FIG. 5 is a sectional view of a camshaft moving device according to a third embodiment of the present invention;

FIG. 6 is a sectional view taken along the line YY of the serration portion of the camshaft moving device according to the third embodiment of the present invention;

FIG. 7 is a schematic configuration diagram showing a state in which the variable valve opening / closing angle cam device of the present invention is located on the low speed side.

FIG. 8 is a schematic configuration diagram illustrating a state in which the variable valve opening / closing angle cam device of the present invention is positioned on the high-speed side.

[Explanation of symbols]

1, cam 2, cam shaft 3, key 4, cam roller 5, roller shaft 6, rocker arm 7, rocker arm bearing 8, valve clearance adjusting bolt 9, valve stem 10a. Locating ring support fitting lower part 10b, locating ring support fitting upper part 11a, cam bearing 11b, cam bearing cover 11c, cam bearing 11d, cam bearing cover 12, camshaft holding spring 13, spring receiver 14, thrust ring 15, bearing box 16, Thrust bearing 17, fixed ring 18, fixed bolt 19, bearing box cover 20, pinion gear 21, rack gear 22, belt 23, serrated pulley 24, serrated fixed hub 25, stopper ring 26, key 27a, positioning ring lower 27b , Positioning ring upper part 28, serration A, cam low speed side position B, cam high speed side position D, valve opening start angle E, valve closing end angle G, cam apex H, cam profile M, this distance is always constant N, this distance Is always constant Pl, Ql, cam is driven to low speed side (A) State.
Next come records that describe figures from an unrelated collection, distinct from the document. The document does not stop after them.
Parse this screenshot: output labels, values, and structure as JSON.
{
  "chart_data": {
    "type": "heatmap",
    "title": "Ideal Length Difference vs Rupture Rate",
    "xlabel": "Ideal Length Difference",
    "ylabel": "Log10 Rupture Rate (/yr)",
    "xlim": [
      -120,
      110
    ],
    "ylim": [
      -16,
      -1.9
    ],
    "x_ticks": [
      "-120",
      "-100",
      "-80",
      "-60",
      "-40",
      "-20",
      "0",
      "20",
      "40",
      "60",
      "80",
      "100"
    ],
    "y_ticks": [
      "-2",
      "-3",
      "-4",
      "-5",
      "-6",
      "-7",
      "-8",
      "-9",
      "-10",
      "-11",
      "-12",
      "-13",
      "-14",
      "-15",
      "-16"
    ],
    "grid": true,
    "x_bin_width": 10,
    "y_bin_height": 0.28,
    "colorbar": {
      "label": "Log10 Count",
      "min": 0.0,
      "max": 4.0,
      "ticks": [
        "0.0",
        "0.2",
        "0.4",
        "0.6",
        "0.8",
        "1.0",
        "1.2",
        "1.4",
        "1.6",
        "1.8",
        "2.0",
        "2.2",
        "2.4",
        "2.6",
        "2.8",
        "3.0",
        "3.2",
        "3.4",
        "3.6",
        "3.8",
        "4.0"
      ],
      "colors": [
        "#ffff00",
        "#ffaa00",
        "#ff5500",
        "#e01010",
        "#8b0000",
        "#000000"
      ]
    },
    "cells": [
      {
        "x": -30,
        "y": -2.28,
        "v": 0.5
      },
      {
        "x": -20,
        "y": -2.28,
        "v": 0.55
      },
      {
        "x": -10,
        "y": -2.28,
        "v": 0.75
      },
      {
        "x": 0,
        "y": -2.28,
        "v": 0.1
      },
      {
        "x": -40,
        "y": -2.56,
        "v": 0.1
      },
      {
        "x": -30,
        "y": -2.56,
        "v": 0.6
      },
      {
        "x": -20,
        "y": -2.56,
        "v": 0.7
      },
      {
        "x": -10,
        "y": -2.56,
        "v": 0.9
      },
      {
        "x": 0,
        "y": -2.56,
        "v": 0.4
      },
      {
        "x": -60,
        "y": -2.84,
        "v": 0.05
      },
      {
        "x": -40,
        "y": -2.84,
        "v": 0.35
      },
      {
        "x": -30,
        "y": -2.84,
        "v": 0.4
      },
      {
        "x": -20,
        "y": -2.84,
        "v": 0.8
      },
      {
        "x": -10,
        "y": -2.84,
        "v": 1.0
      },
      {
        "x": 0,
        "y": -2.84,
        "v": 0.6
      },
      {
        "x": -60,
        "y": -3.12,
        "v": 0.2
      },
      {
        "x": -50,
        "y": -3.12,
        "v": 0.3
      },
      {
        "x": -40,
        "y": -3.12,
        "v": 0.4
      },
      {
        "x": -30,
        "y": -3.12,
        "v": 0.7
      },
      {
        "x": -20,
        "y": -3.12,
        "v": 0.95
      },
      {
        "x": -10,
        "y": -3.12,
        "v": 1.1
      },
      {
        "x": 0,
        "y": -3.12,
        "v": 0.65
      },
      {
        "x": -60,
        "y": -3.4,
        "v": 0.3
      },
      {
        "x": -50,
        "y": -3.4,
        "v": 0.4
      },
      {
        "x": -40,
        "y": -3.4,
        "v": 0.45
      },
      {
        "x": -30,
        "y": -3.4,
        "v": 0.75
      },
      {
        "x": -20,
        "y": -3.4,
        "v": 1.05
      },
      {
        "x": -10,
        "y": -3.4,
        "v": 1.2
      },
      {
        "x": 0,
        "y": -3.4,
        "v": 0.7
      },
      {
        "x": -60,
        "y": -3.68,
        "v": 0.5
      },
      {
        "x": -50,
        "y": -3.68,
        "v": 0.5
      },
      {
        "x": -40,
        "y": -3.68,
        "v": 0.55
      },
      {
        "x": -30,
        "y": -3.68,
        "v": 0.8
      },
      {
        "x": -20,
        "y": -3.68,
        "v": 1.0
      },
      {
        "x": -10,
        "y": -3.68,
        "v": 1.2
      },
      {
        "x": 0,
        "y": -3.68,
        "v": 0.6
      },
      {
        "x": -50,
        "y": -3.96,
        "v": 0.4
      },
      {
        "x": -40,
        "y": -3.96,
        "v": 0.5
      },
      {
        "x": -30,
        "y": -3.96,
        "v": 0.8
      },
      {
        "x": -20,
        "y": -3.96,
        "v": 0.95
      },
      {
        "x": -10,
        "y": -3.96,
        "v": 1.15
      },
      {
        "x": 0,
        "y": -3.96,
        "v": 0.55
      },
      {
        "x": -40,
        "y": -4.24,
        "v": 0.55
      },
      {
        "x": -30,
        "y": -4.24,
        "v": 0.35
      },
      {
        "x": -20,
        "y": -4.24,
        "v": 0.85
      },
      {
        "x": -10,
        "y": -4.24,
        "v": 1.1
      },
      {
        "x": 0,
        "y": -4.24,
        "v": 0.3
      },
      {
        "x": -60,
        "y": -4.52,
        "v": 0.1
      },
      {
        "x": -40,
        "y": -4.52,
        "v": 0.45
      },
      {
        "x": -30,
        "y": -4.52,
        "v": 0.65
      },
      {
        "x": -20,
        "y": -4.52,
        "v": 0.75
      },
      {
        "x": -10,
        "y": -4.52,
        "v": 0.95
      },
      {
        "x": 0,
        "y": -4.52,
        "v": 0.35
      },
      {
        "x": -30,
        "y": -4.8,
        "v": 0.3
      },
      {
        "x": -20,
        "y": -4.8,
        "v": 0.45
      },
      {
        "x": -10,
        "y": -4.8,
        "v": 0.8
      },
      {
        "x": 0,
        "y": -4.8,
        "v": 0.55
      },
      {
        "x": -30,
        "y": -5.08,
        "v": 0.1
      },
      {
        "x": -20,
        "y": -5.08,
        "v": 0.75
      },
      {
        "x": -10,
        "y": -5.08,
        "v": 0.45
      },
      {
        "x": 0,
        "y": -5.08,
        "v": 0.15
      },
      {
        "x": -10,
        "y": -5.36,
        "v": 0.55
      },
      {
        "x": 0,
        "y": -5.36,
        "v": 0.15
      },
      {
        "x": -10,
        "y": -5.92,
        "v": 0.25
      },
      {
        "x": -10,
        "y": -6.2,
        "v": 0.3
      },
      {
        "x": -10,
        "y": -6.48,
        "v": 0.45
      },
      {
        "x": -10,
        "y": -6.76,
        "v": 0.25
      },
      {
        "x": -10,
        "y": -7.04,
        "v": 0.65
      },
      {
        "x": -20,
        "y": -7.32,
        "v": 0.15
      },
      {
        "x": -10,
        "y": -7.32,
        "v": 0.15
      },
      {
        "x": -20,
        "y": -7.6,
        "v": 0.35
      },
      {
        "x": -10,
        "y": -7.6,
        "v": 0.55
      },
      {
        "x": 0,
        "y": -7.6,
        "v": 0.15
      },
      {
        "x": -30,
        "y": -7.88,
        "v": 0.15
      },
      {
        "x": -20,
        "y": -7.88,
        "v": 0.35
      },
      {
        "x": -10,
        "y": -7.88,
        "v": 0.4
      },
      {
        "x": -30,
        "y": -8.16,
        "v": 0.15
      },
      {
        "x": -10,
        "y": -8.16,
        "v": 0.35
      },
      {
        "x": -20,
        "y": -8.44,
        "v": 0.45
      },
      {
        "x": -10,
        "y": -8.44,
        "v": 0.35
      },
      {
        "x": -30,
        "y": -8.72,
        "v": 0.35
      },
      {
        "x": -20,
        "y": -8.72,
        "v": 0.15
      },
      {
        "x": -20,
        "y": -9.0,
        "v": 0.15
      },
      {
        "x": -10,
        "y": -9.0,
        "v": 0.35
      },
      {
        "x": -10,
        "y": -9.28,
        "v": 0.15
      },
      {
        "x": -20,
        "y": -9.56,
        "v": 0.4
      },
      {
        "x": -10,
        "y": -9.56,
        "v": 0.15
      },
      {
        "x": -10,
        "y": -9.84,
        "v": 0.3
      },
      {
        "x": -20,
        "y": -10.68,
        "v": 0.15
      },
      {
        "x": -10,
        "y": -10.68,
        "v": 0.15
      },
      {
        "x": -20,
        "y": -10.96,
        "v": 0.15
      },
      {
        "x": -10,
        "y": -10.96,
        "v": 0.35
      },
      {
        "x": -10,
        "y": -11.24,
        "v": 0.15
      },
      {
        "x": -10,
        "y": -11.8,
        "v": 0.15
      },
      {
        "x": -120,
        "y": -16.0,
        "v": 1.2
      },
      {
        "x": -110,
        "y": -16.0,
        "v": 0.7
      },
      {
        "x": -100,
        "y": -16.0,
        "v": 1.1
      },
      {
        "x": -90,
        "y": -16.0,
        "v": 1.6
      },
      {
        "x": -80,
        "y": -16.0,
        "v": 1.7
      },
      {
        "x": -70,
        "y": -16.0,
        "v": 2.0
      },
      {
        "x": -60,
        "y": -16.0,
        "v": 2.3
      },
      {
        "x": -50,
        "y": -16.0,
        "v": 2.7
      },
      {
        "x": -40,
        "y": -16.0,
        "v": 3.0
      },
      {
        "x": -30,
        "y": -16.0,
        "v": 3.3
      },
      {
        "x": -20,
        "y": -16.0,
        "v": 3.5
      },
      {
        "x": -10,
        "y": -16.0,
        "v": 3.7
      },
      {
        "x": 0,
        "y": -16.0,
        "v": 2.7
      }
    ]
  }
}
The state in which the Ph and Qh cams are driven to the high speed side (B).

Claims (3)

[Claims] 1. A cam device for an internal combustion engine, wherein the cross-sectional area of the cam changes continuously and the opening / closing angle of the valve can be freely changed while the valve lift is constant. 2. A cam roller having an elliptical axial section in contact with the cam of claim 1 and receiving a lift from the cam. 3. A camshaft moving device which drives a camshaft and can move the camshaft in the axial direction while the camshaft is rotating.